Dari hasil uji statistik Chi square bahwa tidak terdapat hubungan yang
bermakna antara usia dengan tingkat kepatuhan pasien dalam minum obat
antihipertensi. Hasil penelitian ini sesuai dengan Hilda tahun 2007, yang
menyatakan tidak ada hubungan antara jenis kelamin dengan kepatuhaan
diit pada lansia dengan sampel yang diteliti berjumlah 94 orang dengan
nilai P value 0,245. Hal ini tidak sejalan dengan penelitian yang dilakukan
oleh Yuliarti tahun 2007 yang menyatakan ada hubungan antara jenis
kelamin dengan hipertensi pada usia lanjut dengan sampel berjumlah 104
orang dengan P value 0,018 dalam penelitian ini didapatkan bahwa laki-
laki lebih banyak menderita hipertensi dan berpeluang 3,9 kali lebih besar
untuk menderita hipertensi dibandingkan perempuan. Hal ini dapat
dikaitkan dengan ketersediaan waktu dan kesempatan bagi perempuan
untuk datang berobat ke Puskesmas lebih banyak dibandingkan laki-laki.
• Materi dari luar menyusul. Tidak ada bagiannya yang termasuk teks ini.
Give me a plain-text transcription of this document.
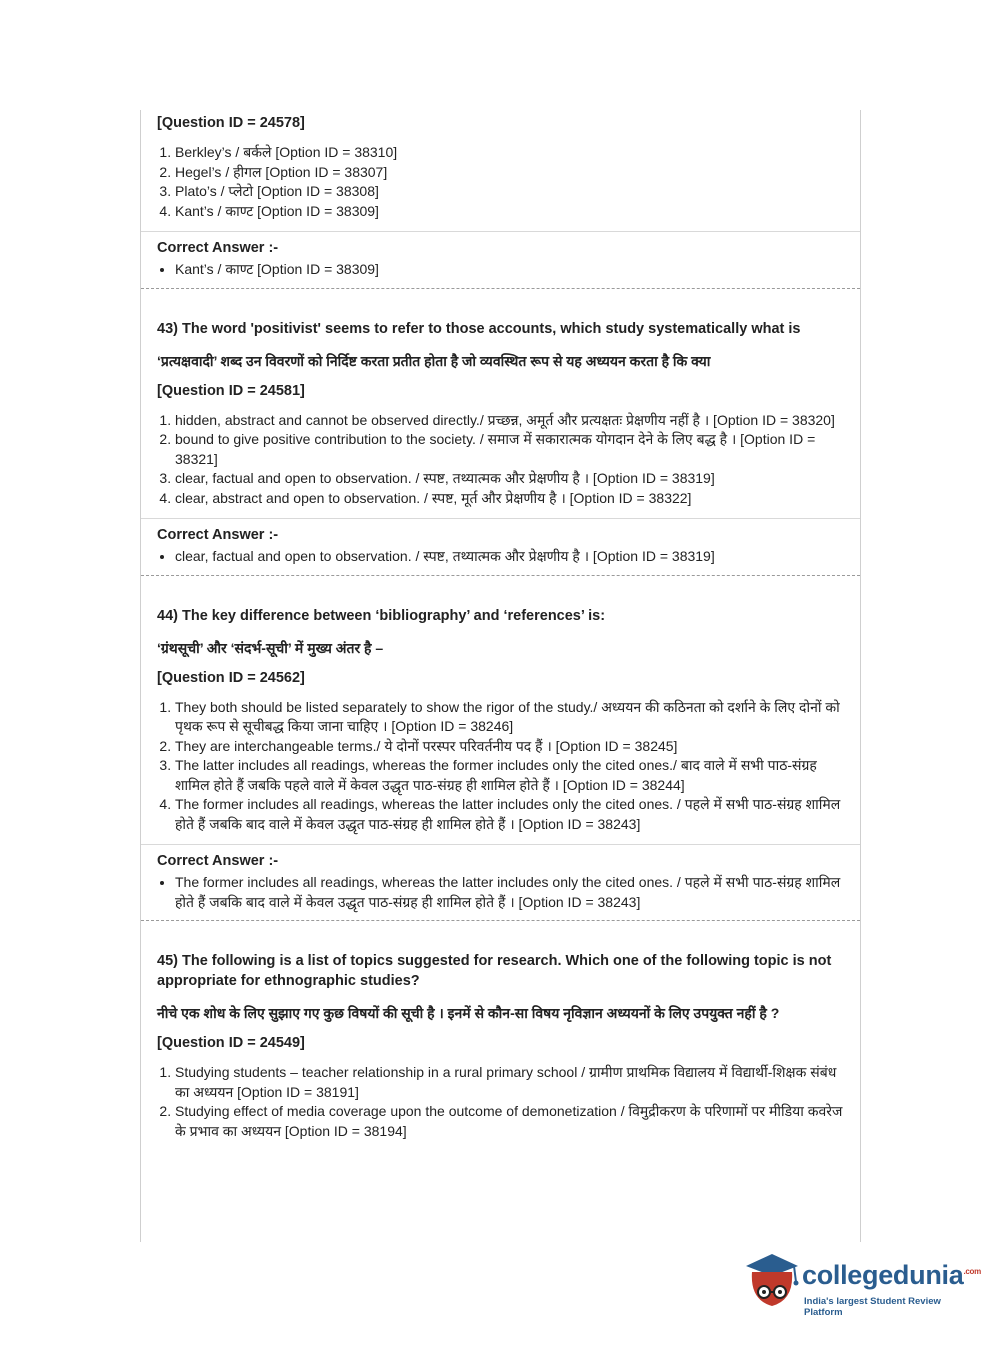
[Question ID = 24578]
1. Berkley’s / बर्कले [Option ID = 38310]
2. Hegel’s / हीगल [Option ID = 38307]
3. Plato’s / प्लेटो [Option ID = 38308]
4. Kant’s / काण्ट [Option ID = 38309]
Correct Answer :-
• Kant’s / काण्ट [Option ID = 38309]
43) The word 'positivist' seems to refer to those accounts, which study systematically what is
‘प्रत्यक्षवादी’ शब्द उन विवरणों को निर्दिष्ट करता प्रतीत होता है जो व्यवस्थित रूप से यह अध्ययन करता है कि क्या
[Question ID = 24581]
1. hidden, abstract and cannot be observed directly./ प्रच्छन्न, अमूर्त और प्रत्यक्षतः प्रेक्षणीय नहीं है । [Option ID = 38320]
2. bound to give positive contribution to the society. / समाज में सकारात्मक योगदान देने के लिए बद्ध है । [Option ID = 38321]
3. clear, factual and open to observation. / स्पष्ट, तथ्यात्मक और प्रेक्षणीय है । [Option ID = 38319]
4. clear, abstract and open to observation. / स्पष्ट, मूर्त और प्रेक्षणीय है । [Option ID = 38322]
Correct Answer :-
• clear, factual and open to observation. / स्पष्ट, तथ्यात्मक और प्रेक्षणीय है । [Option ID = 38319]
44) The key difference between ‘bibliography’ and ‘references’ is:
‘ग्रंथसूची’ और ‘संदर्भ-सूची’ में मुख्य अंतर है –
[Question ID = 24562]
1. They both should be listed separately to show the rigor of the study./ अध्ययन की कठिनता को दर्शाने के लिए दोनों को पृथक रूप से सूचीबद्ध किया जाना चाहिए । [Option ID = 38246]
2. They are interchangeable terms./ ये दोनों परस्पर परिवर्तनीय पद हैं । [Option ID = 38245]
3. The latter includes all readings, whereas the former includes only the cited ones./ बाद वाले में सभी पाठ-संग्रह शामिल होते हैं जबकि पहले वाले में केवल उद्धृत पाठ-संग्रह ही शामिल होते हैं । [Option ID = 38244]
4. The former includes all readings, whereas the latter includes only the cited ones. / पहले में सभी पाठ-संग्रह शामिल होते हैं जबकि बाद वाले में केवल उद्धृत पाठ-संग्रह ही शामिल होते हैं । [Option ID = 38243]
Correct Answer :-
• The former includes all readings, whereas the latter includes only the cited ones. / पहले में सभी पाठ-संग्रह शामिल होते हैं जबकि बाद वाले में केवल उद्धृत पाठ-संग्रह ही शामिल होते हैं । [Option ID = 38243]
45) The following is a list of topics suggested for research. Which one of the following topic is not appropriate for ethnographic studies?
नीचे एक शोध के लिए सुझाए गए कुछ विषयों की सूची है । इनमें से कौन-सा विषय नृविज्ञान अध्ययनों के लिए उपयुक्त नहीं है ?
[Question ID = 24549]
1. Studying students – teacher relationship in a rural primary school / ग्रामीण प्राथमिक विद्यालय में विद्यार्थी-शिक्षक संबंध का अध्ययन [Option ID = 38191]
2. Studying effect of media coverage upon the outcome of demonetization / विमुद्रीकरण के परिणामों पर मीडिया कवरेज के प्रभाव का अध्ययन [Option ID = 38194]
collegedunia$^{.com}$
India's largest Student Review Platform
Selain itu wanita akan lebih taat untuk minum obat sesuai petunjuk yang
diberikan mengingat ketersediaan waktu di rumah lebih banyak di
bandingkan laki-laki. Pernyataan di atas diperkuat dan dibenarkan dengan


penelitian yang dilakukan dari Shea et. Al (1992) dalam Kyngas (1999)
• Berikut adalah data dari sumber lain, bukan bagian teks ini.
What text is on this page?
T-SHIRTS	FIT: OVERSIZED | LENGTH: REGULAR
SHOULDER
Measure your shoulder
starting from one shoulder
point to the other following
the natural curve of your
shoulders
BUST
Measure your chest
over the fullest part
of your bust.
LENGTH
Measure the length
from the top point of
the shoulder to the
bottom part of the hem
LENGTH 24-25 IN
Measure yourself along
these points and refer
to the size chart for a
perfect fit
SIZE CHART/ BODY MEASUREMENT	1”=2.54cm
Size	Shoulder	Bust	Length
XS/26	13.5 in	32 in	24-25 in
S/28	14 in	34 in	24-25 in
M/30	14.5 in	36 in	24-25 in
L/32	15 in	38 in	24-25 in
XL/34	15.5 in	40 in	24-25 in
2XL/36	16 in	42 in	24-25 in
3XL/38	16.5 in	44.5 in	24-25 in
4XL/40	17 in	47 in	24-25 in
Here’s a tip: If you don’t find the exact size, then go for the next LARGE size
bahwa kepatuhan pasien laki-laki lebih buruk dibandingkan perempuan.
6. Pengetahuan
Hasil penelitian memperlihatkan bahwa pengetahuan tentang penyakit
hipertensi responden pada umumnya baik 64,1%, pengetahuan cukup
27,2%, dan pengetahuan kurang 8,7%. Bila dihubungkan dengan
kepatuhan pasien dalam minum obat antihipertensi terlihat sebagaian
besar responden berpengetahuan kurang 0% akan lebih patuh
dibandingkan yang pengetahuan baik 52,2%. Berdasarkan hasil
uji statistik Chi square didapatkan bahwa tidak terdapat hubungan yang
bermakna antara pengetahuan dengan tingkat kepatuhan pasien dalam
minum obat antihipertensi. Hasil penenlitian tersebut tidak sesuai dengan
hasil penelitian yang dilakukan Safrudin di Jakarta Timur tahun 2009
dengan sampel yang diteliti berjumlah 42 orang yang menunjukan ada
hubungan yang signifikan antara pengetahuan dengan kepatuhan lansia
hipertensi melanjutkan pengobatan hipertensi dengan p value 0.049.
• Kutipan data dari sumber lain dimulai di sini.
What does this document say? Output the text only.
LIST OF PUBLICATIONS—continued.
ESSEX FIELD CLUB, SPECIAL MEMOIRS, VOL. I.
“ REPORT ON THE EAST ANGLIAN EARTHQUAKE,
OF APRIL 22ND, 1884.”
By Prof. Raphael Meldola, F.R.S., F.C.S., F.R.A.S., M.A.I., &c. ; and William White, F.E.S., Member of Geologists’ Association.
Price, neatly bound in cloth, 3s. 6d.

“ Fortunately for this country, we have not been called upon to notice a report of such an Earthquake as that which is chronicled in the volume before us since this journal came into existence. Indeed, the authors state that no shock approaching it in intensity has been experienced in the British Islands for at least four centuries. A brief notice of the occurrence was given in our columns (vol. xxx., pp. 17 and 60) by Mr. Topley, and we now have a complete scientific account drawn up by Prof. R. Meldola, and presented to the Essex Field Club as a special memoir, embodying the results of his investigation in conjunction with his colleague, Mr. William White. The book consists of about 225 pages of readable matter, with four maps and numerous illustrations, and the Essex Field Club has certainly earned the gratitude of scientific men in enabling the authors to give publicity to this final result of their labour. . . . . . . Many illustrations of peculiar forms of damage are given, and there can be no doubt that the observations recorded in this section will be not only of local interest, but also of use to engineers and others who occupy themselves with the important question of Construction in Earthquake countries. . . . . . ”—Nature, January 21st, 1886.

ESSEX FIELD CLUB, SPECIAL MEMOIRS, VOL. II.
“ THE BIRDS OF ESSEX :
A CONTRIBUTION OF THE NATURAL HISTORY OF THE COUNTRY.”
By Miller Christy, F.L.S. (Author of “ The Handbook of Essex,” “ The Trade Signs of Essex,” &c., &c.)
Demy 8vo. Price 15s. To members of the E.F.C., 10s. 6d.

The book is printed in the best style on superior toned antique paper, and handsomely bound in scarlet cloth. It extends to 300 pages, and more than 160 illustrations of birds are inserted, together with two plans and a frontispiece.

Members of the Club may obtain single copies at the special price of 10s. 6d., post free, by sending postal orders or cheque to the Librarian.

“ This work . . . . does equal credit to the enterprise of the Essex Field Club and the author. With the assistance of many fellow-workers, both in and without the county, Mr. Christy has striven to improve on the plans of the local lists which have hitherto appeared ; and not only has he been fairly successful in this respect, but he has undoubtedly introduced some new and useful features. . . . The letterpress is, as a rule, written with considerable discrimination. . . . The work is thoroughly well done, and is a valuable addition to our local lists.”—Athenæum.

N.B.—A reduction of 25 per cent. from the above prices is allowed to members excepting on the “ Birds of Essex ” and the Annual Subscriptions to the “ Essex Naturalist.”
begitu juga pendapat dari Ansry (1997) yang menyatakan dalam
penelitiannya bahwa salah satu faktor yang dapat meningkatkan kepatuhan
adalah pengetahuan pasien tentang penyakit yang dialami.
Terjadinya perbedaan hasil penelitian ini karena kepatuhan pasien
dalam pengobatan atau minum obat bukan hanya refleksi dari pengetahuan
saja tetapi faktor lain, seperti sikap, keyakinan, kehendak dan motivasi.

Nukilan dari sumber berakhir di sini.